Prenons le fameux argument comme quoi « accueillir la misère du Monde » coûterait du sonnant et trébuchant pognon aux pays d’accueil, donc riches pour aller vite. Faux. L’immigration profite au pays d’accueil comme au pays de départ…

Voilà donc un exemple de contrepied au traitement médiatique et politique de l’immigration. Pour aborder le problème sous au autre angle, le PNUD a lié dans son étude immigration et indice de développement humain (IDH). Il ressort de ce rapport que certaines idées fausses pourtant dominantes feraient bien de migrer ailleurs que dans les médias ou la bouche de certains politiques.
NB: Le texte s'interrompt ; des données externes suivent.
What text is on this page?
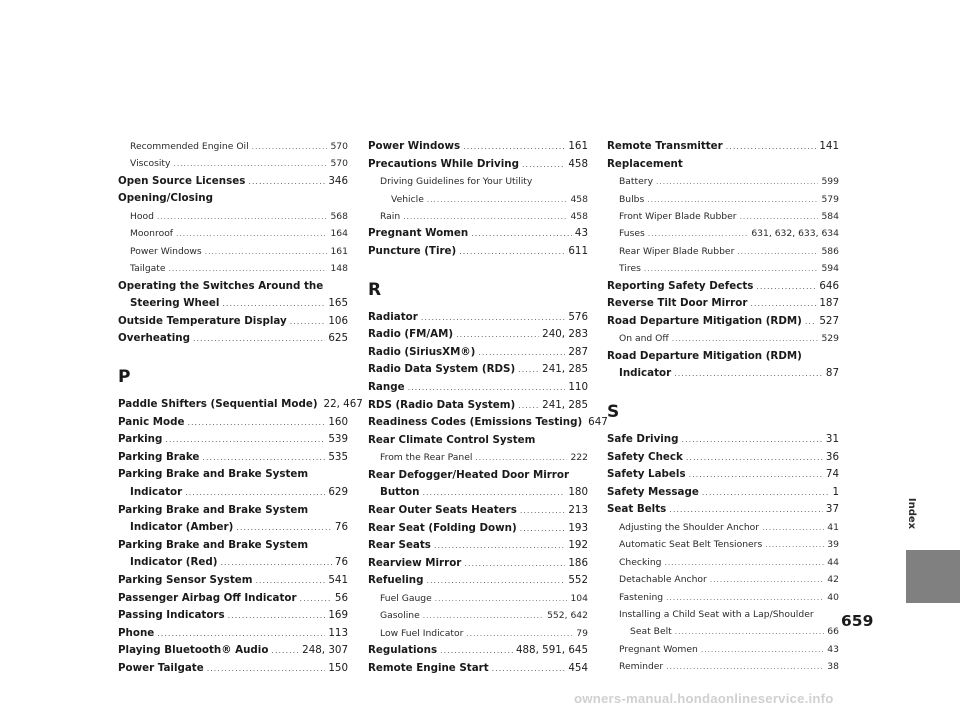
Recommended Engine Oil .....	570
Viscosity .....	570
Open Source Licenses .....	346
Opening/Closing
Hood .....	568
Moonroof .....	164
Power Windows .....	161
Tailgate .....	148
Operating the Switches Around the
Steering Wheel .....	165
Outside Temperature Display .....	106
Overheating .....	625
P
Paddle Shifters (Sequential Mode) 22, 467
Panic Mode .....	160
Parking .....	539
Parking Brake .....	535
Parking Brake and Brake System
Indicator .....	629
Parking Brake and Brake System
Indicator (Amber) .....	76
Parking Brake and Brake System
Indicator (Red) .....	76
Parking Sensor System .....	541
Passenger Airbag Off Indicator .....	56
Passing Indicators .....	169
Phone .....	113
Playing Bluetooth® Audio .....	248, 307
Power Tailgate .....	150
Power Windows .....	161
Precautions While Driving .....	458
Driving Guidelines for Your Utility
Vehicle .....	458
Rain .....	458
Pregnant Women .....	43
Puncture (Tire) .....	611
R
Radiator .....	576
Radio (FM/AM) .....	240, 283
Radio (SiriusXM®) .....	287
Radio Data System (RDS) .....	241, 285
Range .....	110
RDS (Radio Data System) .....	241, 285
Readiness Codes (Emissions Testing) 647
Rear Climate Control System
From the Rear Panel .....	222
Rear Defogger/Heated Door Mirror
Button .....	180
Rear Outer Seats Heaters .....	213
Rear Seat (Folding Down) .....	193
Rear Seats .....	192
Rearview Mirror .....	186
Refueling .....	552
Fuel Gauge .....	104
Gasoline .....	552, 642
Low Fuel Indicator .....	79
Regulations .....	488, 591, 645
Remote Engine Start .....	454
Remote Transmitter .....	141
Replacement
Battery .....	599
Bulbs .....	579
Front Wiper Blade Rubber .....	584
Fuses .....	631, 632, 633, 634
Rear Wiper Blade Rubber .....	586
Tires .....	594
Reporting Safety Defects .....	646
Reverse Tilt Door Mirror .....	187
Road Departure Mitigation (RDM) ..... 527
On and Off .....	529
Road Departure Mitigation (RDM)
Indicator .....	87
S
Safe Driving .....	31
Safety Check .....	36
Safety Labels .....	74
Safety Message .....	1
Seat Belts .....	37
Adjusting the Shoulder Anchor .....	41
Automatic Seat Belt Tensioners .....	39
Checking .....	44
Detachable Anchor .....	42
Fastening .....	40
Installing a Child Seat with a Lap/Shoulder
Seat Belt .....	66
Pregnant Women .....	43
Reminder .....	38
Index
659
owners-manual.hondaonlineservice.info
Car les pays à fort IDH sont aussi les pays ou l’immigration est la plus forte. Là où l’indice atteint 0,8 (sur une échelle de 0 à 1), donc les pays les plus riches, le taux d’émigration est en moyenne de 9%. En Afrique, ou l’IDH n’atteint pas 0,8 point, le taux d’émigration est de 3% de la population. De quoi battre en brèche la fameuse assertion comme quoi, ce sont d’abord les pauvres qui vont voir ailleurs si l’herbe est plus verte. Attention, pays très riches, des hordes venues des pays riches vont bientôt vous assiéger, Monaco encerclée par les ressortissants du zéro-six…

En outre les migrants africains migrent pour leur majorité vers un autre pays du continent (13,8 millions, chiffres 2007) qu’en Occident (11,6 millions). Les métropoles africaines sont bien plus diverses qu’on ne peut le croire. Elles sont des carrefours à l’échelle du continent et même du Monde, tout comme leurs homologues occidentales.

Ajoutons à cela que les migrations sont un facteur de développement des pays d’origine. Financier, matériel, comme on peut le voir très souvent lorsque le co-développement est assuré en partie par les associations de migrants (comme par exemple à Dembancane au Sénégal) mais aussi sur le plan des idées. Démocratie, place et droits des femmes dans la société, protection de l’environnement, santé, les idées circulent, les pratiques se mettent en place dans la société civile, notamment lorsque les migrants peuvent retourner temporairement dans leur pays d’origine.

C’est là un bénéfice rarement pris en compte dans le traitement politique et médiatique des migrations.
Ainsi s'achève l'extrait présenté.